Continuous Diagnostics and Mitigation capability requirements need re-prioritization
There is a lot to like in the $6 billion Continuous Diagnostics and Mitigation (CDM) program being administered by the DHS across more than 100 federal civilian agencies. The DHS has done an excellent job creating 15 different capabilities broken up into four implementation phases that agencies need to have to strengthen their cybersecurity postures.
These measures will also be used to build cybersecurity dashboards that will be reviewed by the Office of Management and Budget (OMB) for determining funding levels and will get congressional review.

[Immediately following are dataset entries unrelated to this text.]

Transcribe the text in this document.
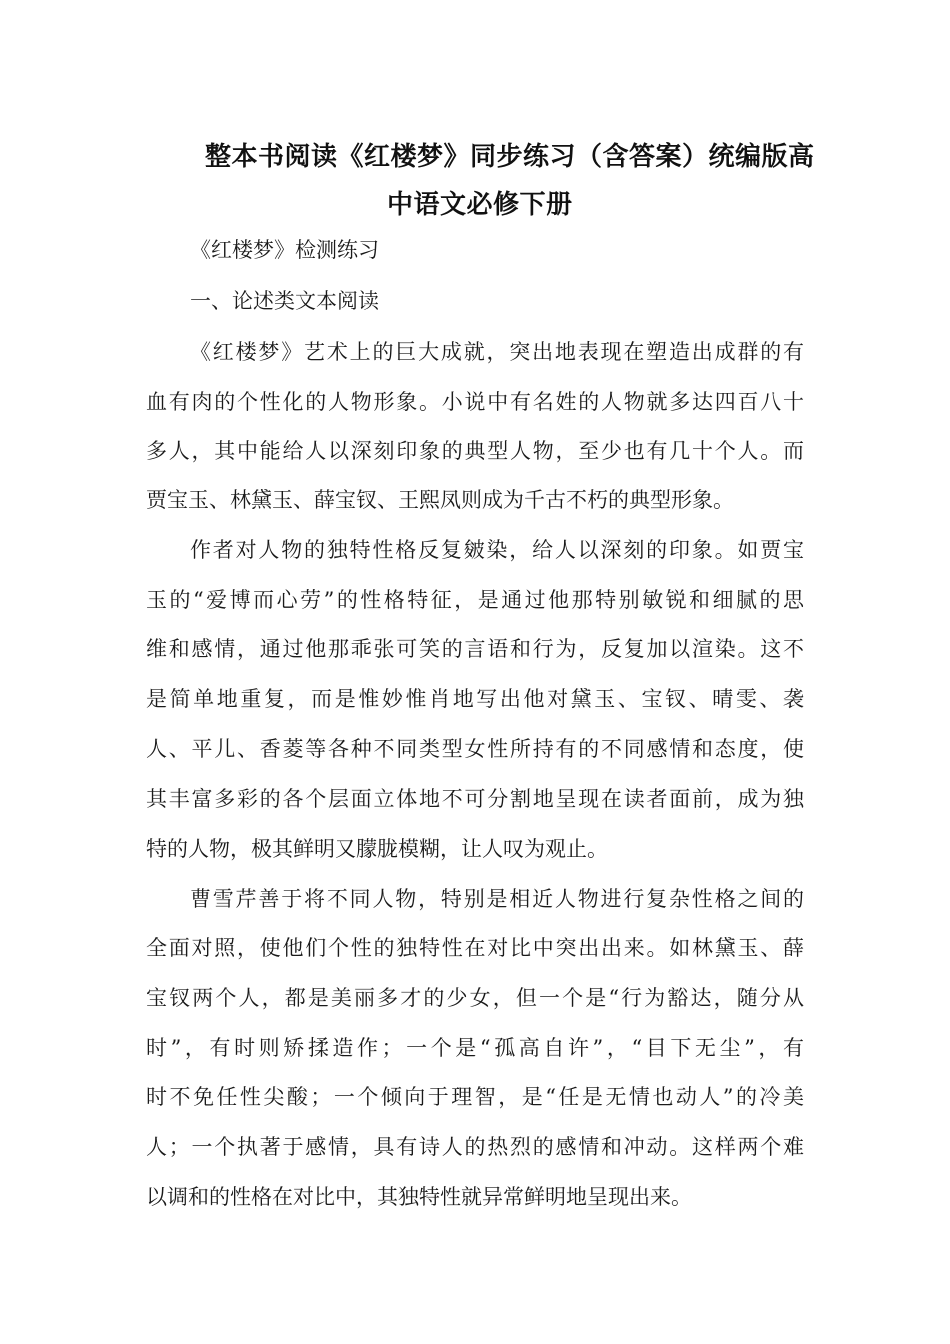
整本书阅读《红楼梦》同步练习（含答案）统编版高
中语文必修下册
《红楼梦》检测练习
一、论述类文本阅读
《红楼梦》艺术上的巨大成就，突出地表现在塑造出成群的有
血有肉的个性化的人物形象。小说中有名姓的人物就多达四百八十
多人，其中能给人以深刻印象的典型人物，至少也有几十个人。而
贾宝玉、林黛玉、薛宝钗、王熙凤则成为千古不朽的典型形象。
作者对人物的独特性格反复皴染，给人以深刻的印象。如贾宝
玉的“爱博而心劳”的性格特征，是通过他那特别敏锐和细腻的思
维和感情，通过他那乖张可笑的言语和行为，反复加以渲染。这不
是简单地重复，而是惟妙惟肖地写出他对黛玉、宝钗、晴雯、袭
人、平儿、香菱等各种不同类型女性所持有的不同感情和态度，使
其丰富多彩的各个层面立体地不可分割地呈现在读者面前，成为独
特的人物，极其鲜明又朦胧模糊，让人叹为观止。
曹雪芹善于将不同人物，特别是相近人物进行复杂性格之间的
全面对照，使他们个性的独特性在对比中突出出来。如林黛玉、薛
宝钗两个人，都是美丽多才的少女，但一个是“行为豁达，随分从
时”，有时则矫揉造作；一个是“孤高自许”，“目下无尘”，有
时不免任性尖酸；一个倾向于理智，是“任是无情也动人”的冷美
人；一个执著于感情，具有诗人的热烈的感情和冲动。这样两个难
以调和的性格在对比中，其独特性就异常鲜明地呈现出来。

The implementation phases are laid out in the following order to be implemented between 2013 and 2017.
1. Manage assets
2. Manage accounts for people and services
3. Manage events
4. Manage the security lifecycle.
The DHS set up a purchasing vehicle for all agencies and tasked them with defining their requirements for phase one, which included asset (hardware and software) management, vulnerability assessment, configuration management and managing boundaries. This was supposed to build a foundation for the other phases. However, according to a 2014 SANS Institute survey, just 21 percent of federal IT respondents indicated they had conducted a formal foundational assessment prior to starting the program.
Considering you can only improve security by knowing your baseline and where the holes are, this indicates that many groups may need to go back and conduct additional preparation work before starting phase two. Phase two of the program is more interesting, as it includes managing access, monitoring privileged accounts and managing trust in people and security-related behaviors.
While all the phases and capabilities are fairly well defined, there is no prioritization for implementing the capabilities across the different phases. This was likely left to the agency to sort out based on its current capabilities. Given the types of data breaches we are seeing today and in growing numbers, the implementation and capabilities schedule won’t yield results in the fastest possible way. The attackers are using stolen credentials to gain access to systems and steal data.
Given all the government data breaches we’ve seen in the last year from the White House, United States Postal Service, the U.S. Department of Veterans Affairs and other agencies, to not be aligned with attacker methods and methodologies would be ignoring, as they say, “conditions on the ground.” Credentials are the most coveted asset an attacker can get and they are using them to great effect.
There are those who would argue that you have to walk before you run and without getting the foundation 100 percent right, the other phases fall apart. Many civilian agencies are ready for phase two today, and some may be ready for phase three. Some may still have work to do on phase one, but should also be implementing parts of phases two and three simultaneously.
The agencies need to be given free reign in partnership with the DHS to put together a customized implementation plan that stands the best chance of protecting data today by detecting attackers that use stolen credentials. The CDM implementation plan needs to be focused around access.
Agencies need to know what systems they have and what their vulnerabilities are, and possess good change management tools and processes. But how does having that information stop an attacker with valid credentials? Nothing is vulnerable if it can’t be accessed, and only through access is something vulnerable. You can have good change management monitoring and processes, but humans are still fallible and can leave a door unlocked for an attacker. Rouge devices may allow an attacker to see part of the network, but data has to be accessed either directly or through remote controlled malware to be stolen.
The fifteen capabilities are terrific; the goal of the program is very good and should be an implementation model outside of government agencies for corporations. However, we urge the DHS to offer the flexibility that would offer more of an a la carte option to civilian agencies that have the most sensitive data. This would include agencies such as the Social Security Administration, Department of Energy, the Veterans Administration and those organizations that oversee very sensitive citizen data or manage critical infrastructure. This is also a way to apply more focused pressure on today’s problem—detecting attackers using stolen credentials to access and steal data, and potentially destroy systems.
On February 5, 2014, John Podesta, counselor to President Obama, said to reporters in a conference call promoting the White House data protection proposals, “Hardly a week goes by when the problem is not on the front pages of the newspapers. With each breach there is more need for the legislation.” This sense of urgency needs to be transformed into alignment for better security inside government agency security initiatives as well.